'The Gifts of the State' collects short stories by young Afghanis

'Gifts' consists of 18 short stories by young residents of Afghanistan who write about their lives – filled with tradition and warfare, on top of all the more ordinary things that young people everywhere hope and wish for.

'The Gifts of the State' is edited by Adam Klein.

It is the unfortunate fate of war-torn countries like Afghanistan that heartbreaking headlines – of bloody battles, senseless deaths, corruption, crises, collapse – obliterate any real understanding of the individual experiences of Afghans’ everyday lives.

When we think of Afghanistan, we think of war, of the Taliban, of burqas and beards. It’s tough for an outsider to penetrate the stereotype.

That’s where literature comes in.

In the case of Afghanistan, a shining ambassador has emerged in the form of an anthology of young Afghan writers, “The Gifts of the State: New Writing from Afghanistan.” Edited by Adam Klein, the collection of 18 short stories is a sort of window into the lives and minds of ordinary Afghans, one that bypasses the stories told by the news media and politicians.

As publisher Disquiet put it, the collection “gives voice to a generation clamoring to be heard under the simplifying headlines and collectivized identity that thirty years of war have brought upon the country.” 

It is, in other words, a rare treat for readers.                                         

Klein’s creative writing workshops in Kabul yielded these stories, the authors of which speak English as a second or even third language. Yet for this collection, they wrote in English, providing readers direct access, unencumbered by clunky translations, to the imaginings of Afghans under 30. 

So what do young Afghans dream and write about?

Judging from the stories, experiencing life in the shoes (or burqa) of the opposite sex, indulging in forbidden fascinations for books or music, hatching elaborate plans for romantic rendezvous, and confronting loss in every way possible – via the Taliban, the Russians, the Americans, or simply one’s own neighbor or brother.

“Hardboiled” presents the story of an underground bookseller (who takes cues from Mickey Spillane novels to inform his romantic endeavors) who falls in love with a customer with whom he plans a complex scheme to murder his lover’s husband.

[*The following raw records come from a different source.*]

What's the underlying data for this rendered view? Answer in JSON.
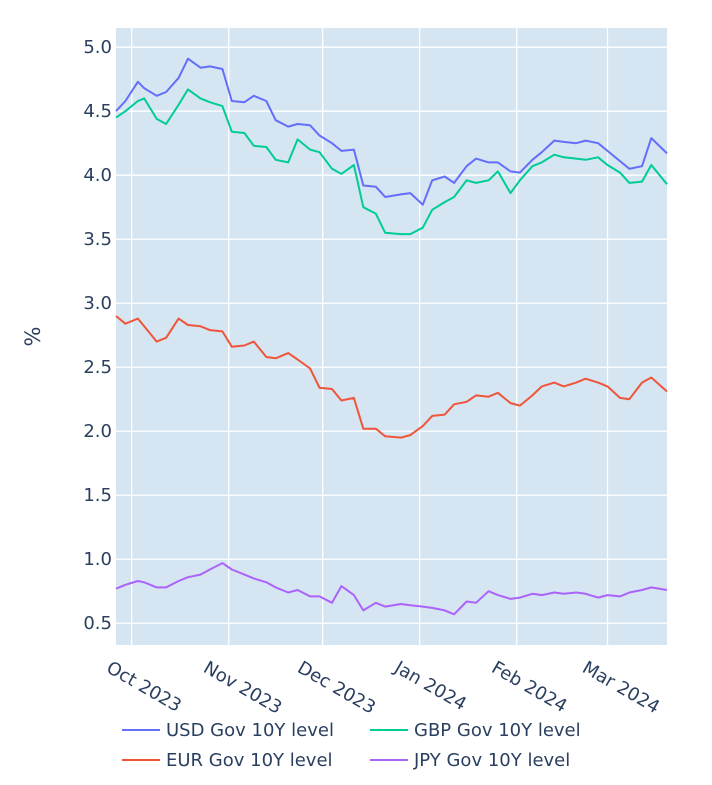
{
  "chart_data": {
    "type": "line",
    "ylabel": "%",
    "xlabel": "",
    "ylim": [
      0.33,
      5.15
    ],
    "xlim": [
      "2023-09-26",
      "2024-03-20"
    ],
    "y_ticks": [
      0.5,
      1.0,
      1.5,
      2.0,
      2.5,
      3.0,
      3.5,
      4.0,
      4.5,
      5.0
    ],
    "y_tick_labels": [
      "0.5",
      "1.0",
      "1.5",
      "2.0",
      "2.5",
      "3.0",
      "3.5",
      "4.0",
      "4.5",
      "5.0"
    ],
    "x_ticks": [
      "2023-10-01",
      "2023-11-01",
      "2023-12-01",
      "2024-01-01",
      "2024-02-01",
      "2024-03-01"
    ],
    "x_tick_labels": [
      "Oct 2023",
      "Nov 2023",
      "Dec 2023",
      "Jan 2024",
      "Feb 2024",
      "Mar 2024"
    ],
    "grid": true,
    "legend_position": "bottom",
    "colors": {
      "plot_bg": "#d5e5f2",
      "grid": "#ffffff",
      "text": "#2a3f5f"
    },
    "series": [
      {
        "name": "USD Gov 10Y level",
        "color": "#636efa",
        "x": [
          "2023-09-26",
          "2023-09-29",
          "2023-10-03",
          "2023-10-05",
          "2023-10-09",
          "2023-10-12",
          "2023-10-16",
          "2023-10-19",
          "2023-10-23",
          "2023-10-26",
          "2023-10-30",
          "2023-11-02",
          "2023-11-06",
          "2023-11-09",
          "2023-11-13",
          "2023-11-16",
          "2023-11-20",
          "2023-11-23",
          "2023-11-27",
          "2023-11-30",
          "2023-12-04",
          "2023-12-07",
          "2023-12-11",
          "2023-12-14",
          "2023-12-18",
          "2023-12-21",
          "2023-12-26",
          "2023-12-29",
          "2024-01-02",
          "2024-01-05",
          "2024-01-09",
          "2024-01-12",
          "2024-01-16",
          "2024-01-19",
          "2024-01-23",
          "2024-01-26",
          "2024-01-30",
          "2024-02-02",
          "2024-02-06",
          "2024-02-09",
          "2024-02-13",
          "2024-02-16",
          "2024-02-20",
          "2024-02-23",
          "2024-02-27",
          "2024-03-01",
          "2024-03-05",
          "2024-03-08",
          "2024-03-12",
          "2024-03-15",
          "2024-03-20"
        ],
        "y": [
          4.5,
          4.58,
          4.73,
          4.68,
          4.62,
          4.65,
          4.76,
          4.91,
          4.84,
          4.85,
          4.83,
          4.58,
          4.57,
          4.62,
          4.58,
          4.43,
          4.38,
          4.4,
          4.39,
          4.31,
          4.25,
          4.19,
          4.2,
          3.92,
          3.91,
          3.83,
          3.85,
          3.86,
          3.77,
          3.96,
          3.99,
          3.94,
          4.07,
          4.13,
          4.1,
          4.1,
          4.03,
          4.02,
          4.12,
          4.18,
          4.27,
          4.26,
          4.25,
          4.27,
          4.25,
          4.19,
          4.11,
          4.05,
          4.07,
          4.29,
          4.17
        ]
      },
      {
        "name": "GBP Gov 10Y level",
        "color": "#00cc96",
        "x": [
          "2023-09-26",
          "2023-09-29",
          "2023-10-03",
          "2023-10-05",
          "2023-10-09",
          "2023-10-12",
          "2023-10-16",
          "2023-10-19",
          "2023-10-23",
          "2023-10-26",
          "2023-10-30",
          "2023-11-02",
          "2023-11-06",
          "2023-11-09",
          "2023-11-13",
          "2023-11-16",
          "2023-11-20",
          "2023-11-23",
          "2023-11-27",
          "2023-11-30",
          "2023-12-04",
          "2023-12-07",
          "2023-12-11",
          "2023-12-14",
          "2023-12-18",
          "2023-12-21",
          "2023-12-26",
          "2023-12-29",
          "2024-01-02",
          "2024-01-05",
          "2024-01-09",
          "2024-01-12",
          "2024-01-16",
          "2024-01-19",
          "2024-01-23",
          "2024-01-26",
          "2024-01-30",
          "2024-02-02",
          "2024-02-06",
          "2024-02-09",
          "2024-02-13",
          "2024-02-16",
          "2024-02-20",
          "2024-02-23",
          "2024-02-27",
          "2024-03-01",
          "2024-03-05",
          "2024-03-08",
          "2024-03-12",
          "2024-03-15",
          "2024-03-20"
        ],
        "y": [
          4.45,
          4.5,
          4.58,
          4.6,
          4.44,
          4.4,
          4.55,
          4.67,
          4.6,
          4.57,
          4.54,
          4.34,
          4.33,
          4.23,
          4.22,
          4.12,
          4.1,
          4.28,
          4.2,
          4.18,
          4.05,
          4.01,
          4.08,
          3.75,
          3.7,
          3.55,
          3.54,
          3.54,
          3.59,
          3.73,
          3.79,
          3.83,
          3.96,
          3.94,
          3.96,
          4.03,
          3.86,
          3.96,
          4.07,
          4.1,
          4.16,
          4.14,
          4.13,
          4.12,
          4.14,
          4.08,
          4.02,
          3.94,
          3.95,
          4.08,
          3.93
        ]
      },
      {
        "name": "EUR Gov 10Y level",
        "color": "#ef553b",
        "x": [
          "2023-09-26",
          "2023-09-29",
          "2023-10-03",
          "2023-10-05",
          "2023-10-09",
          "2023-10-12",
          "2023-10-16",
          "2023-10-19",
          "2023-10-23",
          "2023-10-26",
          "2023-10-30",
          "2023-11-02",
          "2023-11-06",
          "2023-11-09",
          "2023-11-13",
          "2023-11-16",
          "2023-11-20",
          "2023-11-23",
          "2023-11-27",
          "2023-11-30",
          "2023-12-04",
          "2023-12-07",
          "2023-12-11",
          "2023-12-14",
          "2023-12-18",
          "2023-12-21",
          "2023-12-26",
          "2023-12-29",
          "2024-01-02",
          "2024-01-05",
          "2024-01-09",
          "2024-01-12",
          "2024-01-16",
          "2024-01-19",
          "2024-01-23",
          "2024-01-26",
          "2024-01-30",
          "2024-02-02",
          "2024-02-06",
          "2024-02-09",
          "2024-02-13",
          "2024-02-16",
          "2024-02-20",
          "2024-02-23",
          "2024-02-27",
          "2024-03-01",
          "2024-03-05",
          "2024-03-08",
          "2024-03-12",
          "2024-03-15",
          "2024-03-20"
        ],
        "y": [
          2.9,
          2.84,
          2.88,
          2.82,
          2.7,
          2.73,
          2.88,
          2.83,
          2.82,
          2.79,
          2.78,
          2.66,
          2.67,
          2.7,
          2.58,
          2.57,
          2.61,
          2.56,
          2.49,
          2.34,
          2.33,
          2.24,
          2.26,
          2.02,
          2.02,
          1.96,
          1.95,
          1.97,
          2.04,
          2.12,
          2.13,
          2.21,
          2.23,
          2.28,
          2.27,
          2.3,
          2.22,
          2.2,
          2.28,
          2.35,
          2.38,
          2.35,
          2.38,
          2.41,
          2.38,
          2.35,
          2.26,
          2.25,
          2.38,
          2.42,
          2.31
        ]
      },
      {
        "name": "JPY Gov 10Y level",
        "color": "#ab63fa",
        "x": [
          "2023-09-26",
          "2023-09-29",
          "2023-10-03",
          "2023-10-05",
          "2023-10-09",
          "2023-10-12",
          "2023-10-16",
          "2023-10-19",
          "2023-10-23",
          "2023-10-26",
          "2023-10-30",
          "2023-11-02",
          "2023-11-06",
          "2023-11-09",
          "2023-11-13",
          "2023-11-16",
          "2023-11-20",
          "2023-11-23",
          "2023-11-27",
          "2023-11-30",
          "2023-12-04",
          "2023-12-07",
          "2023-12-11",
          "2023-12-14",
          "2023-12-18",
          "2023-12-21",
          "2023-12-26",
          "2023-12-29",
          "2024-01-02",
          "2024-01-05",
          "2024-01-09",
          "2024-01-12",
          "2024-01-16",
          "2024-01-19",
          "2024-01-23",
          "2024-01-26",
          "2024-01-30",
          "2024-02-02",
          "2024-02-06",
          "2024-02-09",
          "2024-02-13",
          "2024-02-16",
          "2024-02-20",
          "2024-02-23",
          "2024-02-27",
          "2024-03-01",
          "2024-03-05",
          "2024-03-08",
          "2024-03-12",
          "2024-03-15",
          "2024-03-20"
        ],
        "y": [
          0.77,
          0.8,
          0.83,
          0.82,
          0.78,
          0.78,
          0.83,
          0.86,
          0.88,
          0.92,
          0.97,
          0.92,
          0.88,
          0.85,
          0.82,
          0.78,
          0.74,
          0.76,
          0.71,
          0.71,
          0.66,
          0.79,
          0.72,
          0.6,
          0.66,
          0.63,
          0.65,
          0.64,
          0.63,
          0.62,
          0.6,
          0.57,
          0.67,
          0.66,
          0.75,
          0.72,
          0.69,
          0.7,
          0.73,
          0.72,
          0.74,
          0.73,
          0.74,
          0.73,
          0.7,
          0.72,
          0.71,
          0.74,
          0.76,
          0.78,
          0.76
        ]
      }
    ]
  }
}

“Ten Shotguns” presents the story of a matriarch looking back on her life and the traumatic situation that compelled her to dress in men’s clothing and become a fighter against the KHAD, or the secret police formed during the Russian occupation.

“The Sea Floor” is a “tense, gruesome piece about a massacre in a remote, tribal region” that the LA Review of Books calls “easily the most accomplished work in the anthology.

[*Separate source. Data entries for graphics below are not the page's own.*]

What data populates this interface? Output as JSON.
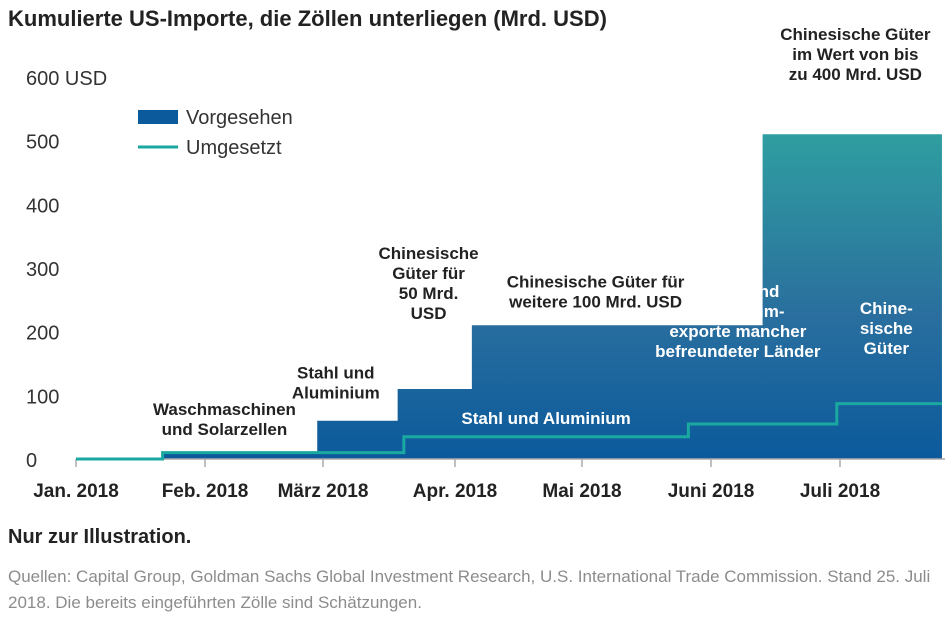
{
  "title": "Kumulierte US-Importe, die Zöllen unterliegen (Mrd. USD)",
  "note": "Nur zur Illustration.",
  "sources": "Quellen: Capital Group, Goldman Sachs Global Investment Research, U.S. International Trade Commission. Stand 25. Juli 2018. Die bereits eingeführten Zölle sind Schätzungen.",
  "colors": {
    "planned": "#0b5a9c",
    "planned_top": "#2f9ea0",
    "implemented": "#1aa9a0",
    "axis": "#aaaaaa"
  },
  "chart_data": {
    "type": "area",
    "x_unit": "months since Jan. 2018",
    "xlim": [
      0,
      7.0
    ],
    "ylim": [
      0,
      600
    ],
    "y_ticks": [
      {
        "value": 0,
        "label": "0"
      },
      {
        "value": 100,
        "label": "100"
      },
      {
        "value": 200,
        "label": "200"
      },
      {
        "value": 300,
        "label": "300"
      },
      {
        "value": 400,
        "label": "400"
      },
      {
        "value": 500,
        "label": "500"
      },
      {
        "value": 600,
        "label": "600 USD"
      }
    ],
    "x_ticks": [
      {
        "value": 0,
        "label": "Jan. 2018"
      },
      {
        "value": 1,
        "label": "Feb. 2018"
      },
      {
        "value": 2,
        "label": "März 2018"
      },
      {
        "value": 3,
        "label": "Apr. 2018"
      },
      {
        "value": 4,
        "label": "Mai 2018"
      },
      {
        "value": 5,
        "label": "Juni 2018"
      },
      {
        "value": 6,
        "label": "Juli 2018"
      }
    ],
    "legend": [
      {
        "name": "Vorgesehen",
        "kind": "area"
      },
      {
        "name": "Umgesetzt",
        "kind": "line"
      }
    ],
    "series": [
      {
        "name": "Vorgesehen",
        "steps": [
          [
            0,
            0
          ],
          [
            0.7,
            10
          ],
          [
            1.95,
            60
          ],
          [
            2.6,
            110
          ],
          [
            3.2,
            210
          ],
          [
            5.55,
            510
          ],
          [
            6.95,
            510
          ]
        ]
      },
      {
        "name": "Umgesetzt",
        "steps": [
          [
            0,
            0
          ],
          [
            0.7,
            10
          ],
          [
            2.65,
            35
          ],
          [
            4.95,
            55
          ],
          [
            6.15,
            87
          ],
          [
            6.95,
            87
          ]
        ]
      }
    ],
    "annotations": [
      {
        "lines": [
          "Waschmaschinen",
          "und Solarzellen"
        ],
        "x": 1.2,
        "y": 38,
        "color": "dark"
      },
      {
        "lines": [
          "Stahl und",
          "Aluminium"
        ],
        "x": 2.1,
        "y": 95,
        "color": "dark"
      },
      {
        "lines": [
          "Chinesische",
          "Güter für",
          "50 Mrd.",
          "USD"
        ],
        "x": 2.85,
        "y": 220,
        "color": "dark"
      },
      {
        "lines": [
          "Chinesische Güter für",
          "weitere 100 Mrd. USD"
        ],
        "x": 4.2,
        "y": 238,
        "color": "dark"
      },
      {
        "lines": [
          "Chinesische Güter",
          "im Wert von bis",
          "zu 400 Mrd. USD"
        ],
        "x": 6.3,
        "y": 595,
        "color": "dark"
      },
      {
        "lines": [
          "Stahl und Aluminium"
        ],
        "x": 3.8,
        "y": 55,
        "color": "white"
      },
      {
        "lines": [
          "Stahl- und",
          "Aluminium-",
          "exporte mancher",
          "befreundeter Länder"
        ],
        "x": 5.35,
        "y": 160,
        "color": "white"
      },
      {
        "lines": [
          "Chine-",
          "sische",
          "Güter"
        ],
        "x": 6.55,
        "y": 165,
        "color": "white"
      }
    ]
  }
}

In the collection’s title story, a young man finds himself in a post-apocalyptic ghost city in Russia searching for his dead parents in a shelled Russian high-rise.

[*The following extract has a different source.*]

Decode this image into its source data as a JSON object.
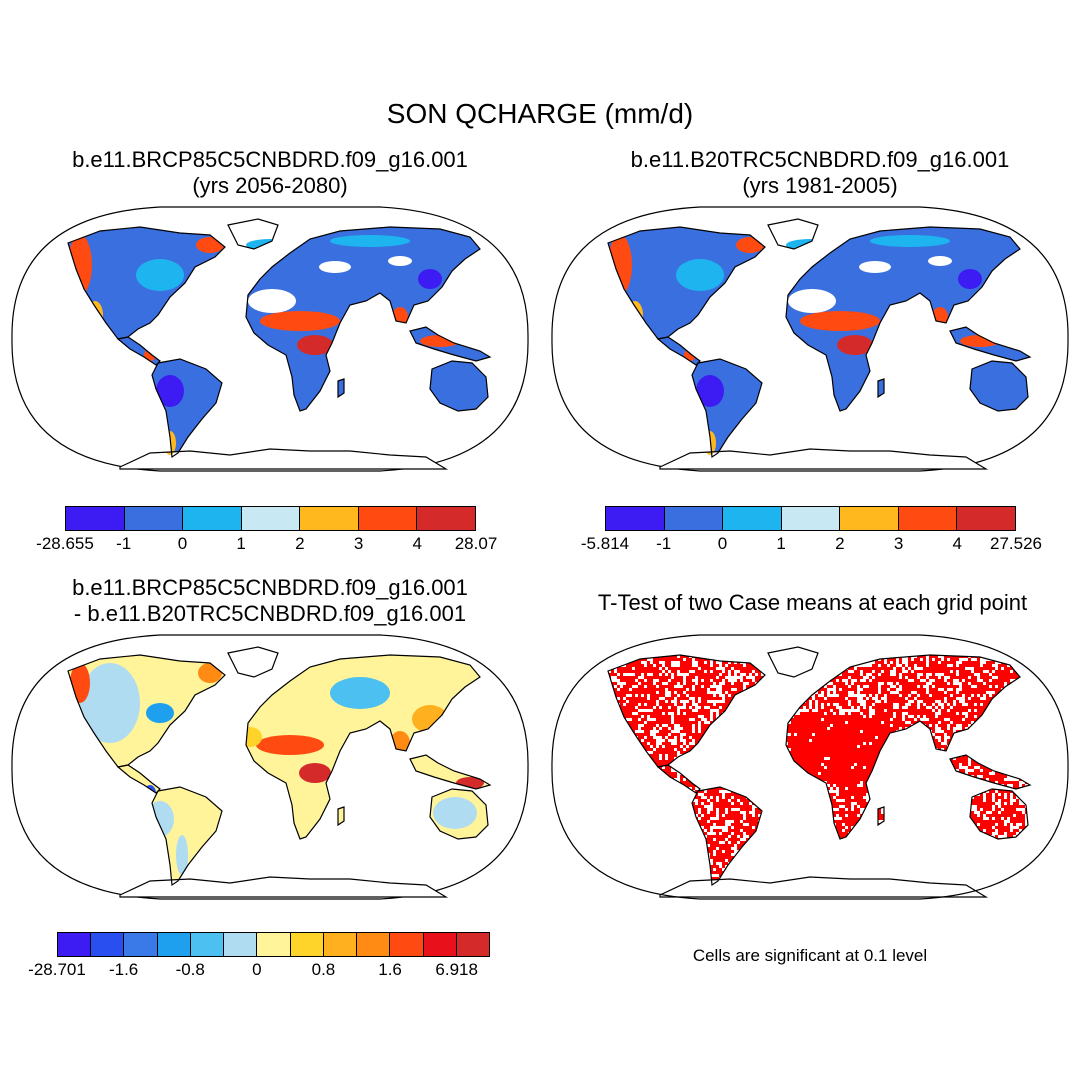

“Whistling, too, was the wind from the vast hole in the wall where a rocket had smashed its way through twenty-one years earlier. It whistled like a rotten tooth. It seemed like we had been drinking tea and eating candy our whole lives.”

The stories are at once poignant and plainspoken, horrific and hilarious, mysterious and straightforward. And for these fiction writers writing in their second or third language, the stories are remarkably visceral, candid, and forthright, with “little affect in the telling,” as Klein put it.

And while the stories are often filled with the realities of everyday life – ethnic violence, the Taliban and mujaheeen, countless checkpoints, and the burden of suffocating tradition – this collection presents something different. For audiences used only to accounts of Afghanistan involving war, terrorism, oppression, or politics, the stories are refreshingly original, unlike anything most readers will have ever associated with that war-torn land. 

“Twenty-somethings who have faced death, walked across mountains to live in refugee camps, would likely not make a great adventure story for a country measuring out what to forget and what must not be forgotten,” writes Klein in his introduction. “Americans exploit and frame and sell these stories; Afghans merely live them, and put them behind them.”

Klein writes his goal was collecting individual voices “in a country too easily collectivized by frontline reports, historians who make Afghans seem like undefeatable warriors incapable of love, humor, heresy, let alone creating peaceful homes or democratic assembly.” 

“Too often we disregard the individual experiences of Afghans for the historical narrative.”

“The Gifts of the State” is a celebration of a lost generation of Afghan voices.

Husna Haq is a Monitor correspondent.